My question is: can I get back exactly the same C codes using the S file above? I mean EXACTLY the same. For example can I determine the default value of val is 4*x (line #2 of C codes)? Can I determine the test-expression of each if statement?

I really need your help. Thank you!!!

Answer 1

In this case, you can find out that the each registers corresponding to a variable:

• %eax - var
• %ebx - a contextual temporary variable
• %ecx - x
• %edx - y

If you mean 'exactly' for the identifiers, it is only possible when a special structure named 'symbol table'. (compiled with -g flag in GCC)

Anyway, you should know a code can be always optimized by the compiler. It means, in this case, your code is changed to another having same mathematical meaning.
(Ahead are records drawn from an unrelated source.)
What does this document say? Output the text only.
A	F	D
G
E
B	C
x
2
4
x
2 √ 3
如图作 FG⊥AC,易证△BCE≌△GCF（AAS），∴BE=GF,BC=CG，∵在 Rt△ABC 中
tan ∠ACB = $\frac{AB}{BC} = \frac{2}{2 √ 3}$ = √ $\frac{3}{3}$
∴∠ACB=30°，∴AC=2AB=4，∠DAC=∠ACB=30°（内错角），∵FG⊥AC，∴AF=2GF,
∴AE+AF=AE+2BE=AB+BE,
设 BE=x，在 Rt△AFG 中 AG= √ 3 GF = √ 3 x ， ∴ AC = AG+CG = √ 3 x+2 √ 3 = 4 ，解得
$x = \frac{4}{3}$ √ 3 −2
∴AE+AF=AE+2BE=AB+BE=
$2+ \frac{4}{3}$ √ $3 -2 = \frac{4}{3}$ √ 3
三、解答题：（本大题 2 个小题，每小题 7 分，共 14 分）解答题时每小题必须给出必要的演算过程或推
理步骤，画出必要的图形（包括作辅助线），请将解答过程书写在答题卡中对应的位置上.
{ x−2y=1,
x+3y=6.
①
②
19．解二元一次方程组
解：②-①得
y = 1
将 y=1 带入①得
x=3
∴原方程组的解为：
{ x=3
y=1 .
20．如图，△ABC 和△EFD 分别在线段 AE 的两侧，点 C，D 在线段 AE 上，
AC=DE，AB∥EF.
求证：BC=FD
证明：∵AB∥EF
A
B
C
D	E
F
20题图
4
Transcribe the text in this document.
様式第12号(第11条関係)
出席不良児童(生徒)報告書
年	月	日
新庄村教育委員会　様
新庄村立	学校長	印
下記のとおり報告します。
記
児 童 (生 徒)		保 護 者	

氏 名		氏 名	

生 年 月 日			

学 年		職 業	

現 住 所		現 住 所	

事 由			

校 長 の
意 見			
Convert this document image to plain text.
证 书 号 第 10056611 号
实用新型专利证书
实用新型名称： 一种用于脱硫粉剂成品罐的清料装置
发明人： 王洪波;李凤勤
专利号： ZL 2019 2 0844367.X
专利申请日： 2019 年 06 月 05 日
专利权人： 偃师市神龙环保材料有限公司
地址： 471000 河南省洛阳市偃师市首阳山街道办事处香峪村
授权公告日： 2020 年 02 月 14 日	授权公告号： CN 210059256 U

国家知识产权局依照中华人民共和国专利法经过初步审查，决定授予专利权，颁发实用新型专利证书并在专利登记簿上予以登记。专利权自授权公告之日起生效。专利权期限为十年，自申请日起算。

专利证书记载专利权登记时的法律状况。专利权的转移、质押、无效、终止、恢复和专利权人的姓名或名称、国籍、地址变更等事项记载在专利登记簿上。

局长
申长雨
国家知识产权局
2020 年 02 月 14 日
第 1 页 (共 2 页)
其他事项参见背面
If your code is backward-translated, it should be like this.

int test(int x, int y) {
    int val;
    if (y > 0) {
        if (x < y)
            val = x - y;
        else
            val = x ^ y;
    } else {
        if (y < -2)
            val = x + y;
        else
            val = 4 * x;
    }
    return val;
}

If you want no optimization, use flag -O0 instead of -O1 .